ASHTABULA — The first case of COVID-19 in Ashtabula County has been confirmed, according to the Ohio Department of Health.

The positive test was announced in the ODH's Friday coronavirus update. It also was confirmed by the Ashtabula County Health Department. 

The case is located in the city of Ashtabula, according to the Ashtabula County Health Department and the Ashtabula City Health Department.

"As of this moment, this is the only confirmed case in Ashtabula County, however we expect this to rise," said Christine Hill, Ashtabula City Health Commissioner.

The Ashtabula City Health Department encouraged taking preventative measures to reduce the spread of coronavirus. Those steps include staying home if sick, avoiding contact with sick people, washing your hands frequently with soap and water, covering your mouth when you cough or sneeze and sanitizing surfaces that are touched often. 

"As we have stated, it is imperative our residents not only in the city, but our entire county do their best and abide by these orders and recommendations," said Ashtabula City Manager Jim Timonere. "We will continue to monitor this situation as we prepare for more like it and will keep our residents informed."

The ODH announced also confirmed the state's first death from coronavirus in Lucas County. There are 169 people who have tested positive for coronavirus in Ohio, as of Friday afternoon. The age range for those infected is 1 to 91 years old, with an average age of 49, according to ODH Director Dr. Amy Acton.

On Friday afternoon, Ohio Gov. Mike DeWine announced an order closing senior centers at the close of business on Monday. DeWine has previously ordered the closing of schools, dine-in restaurants, spas, tattoo parlors and movie theaters. Ohio's presidential primary was also delayed due to the coronavirus outbreak.

Lieutenant Gov.Jon Husted  urged Ohio residents to remain calm during the outbreak, and not panic.

"One of these grocery stores told me about literally a fight breaking out between customers over toilet paper," Husted said. "But I'll also tell you another story, the story of a courageous state employee. This person is vital to keeping the technology behind that unemployment system up and running. Over the course of the last week, they had a loved one in their family, a sibling, who was suffering from cancer, who was on their death bed, and they chose not to go visit them because they had to keep the system up and running for those tens of thousands, ultimately hundreds of thousands of people who need it.

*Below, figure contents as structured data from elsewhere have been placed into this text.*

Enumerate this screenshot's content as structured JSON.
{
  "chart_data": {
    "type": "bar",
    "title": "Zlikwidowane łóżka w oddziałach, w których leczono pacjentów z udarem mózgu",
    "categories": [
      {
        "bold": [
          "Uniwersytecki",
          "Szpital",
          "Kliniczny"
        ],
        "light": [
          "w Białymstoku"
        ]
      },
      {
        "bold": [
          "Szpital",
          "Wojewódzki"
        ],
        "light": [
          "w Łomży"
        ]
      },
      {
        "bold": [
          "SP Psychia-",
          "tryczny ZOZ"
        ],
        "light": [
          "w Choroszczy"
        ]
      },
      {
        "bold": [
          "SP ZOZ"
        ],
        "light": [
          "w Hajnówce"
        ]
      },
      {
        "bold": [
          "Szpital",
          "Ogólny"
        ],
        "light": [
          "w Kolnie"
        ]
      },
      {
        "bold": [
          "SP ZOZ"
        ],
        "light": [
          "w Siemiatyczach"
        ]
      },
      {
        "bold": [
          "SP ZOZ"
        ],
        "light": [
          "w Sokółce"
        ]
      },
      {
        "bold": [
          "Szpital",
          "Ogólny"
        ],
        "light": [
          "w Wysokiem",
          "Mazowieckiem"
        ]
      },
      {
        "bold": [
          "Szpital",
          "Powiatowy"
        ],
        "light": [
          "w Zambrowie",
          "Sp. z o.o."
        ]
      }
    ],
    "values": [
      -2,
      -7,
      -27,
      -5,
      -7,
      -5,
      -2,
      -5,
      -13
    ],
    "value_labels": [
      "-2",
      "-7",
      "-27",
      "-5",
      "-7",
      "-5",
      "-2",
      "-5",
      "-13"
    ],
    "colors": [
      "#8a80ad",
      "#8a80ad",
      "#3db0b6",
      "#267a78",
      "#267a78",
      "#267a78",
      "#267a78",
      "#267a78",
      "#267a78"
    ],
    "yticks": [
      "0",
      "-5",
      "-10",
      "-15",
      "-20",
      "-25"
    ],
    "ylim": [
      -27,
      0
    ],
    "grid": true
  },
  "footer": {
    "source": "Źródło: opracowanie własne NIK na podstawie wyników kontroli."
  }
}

"It was a selfless act. I want you to put those two back to back and think about it. Which side of this do you want to be on? ... How do you want to remember yourself as we went through this, because tough times reveal our character. They'll reveal us as being selfish or selfless, and that's also true of our society. Think about this in those terms. How do you want to think about yourself on the back side of this, when we got out? Do you want to remember yourself as somebody who contributed to the good of our world, to the good of our state, or do you want to be fighting in the grocery store over toilet paper? We're better than that. It's time to lift our sprits to the calling of our better angels, and I know that we're capable of doing that. So those of you who are, thank you. Inspire others."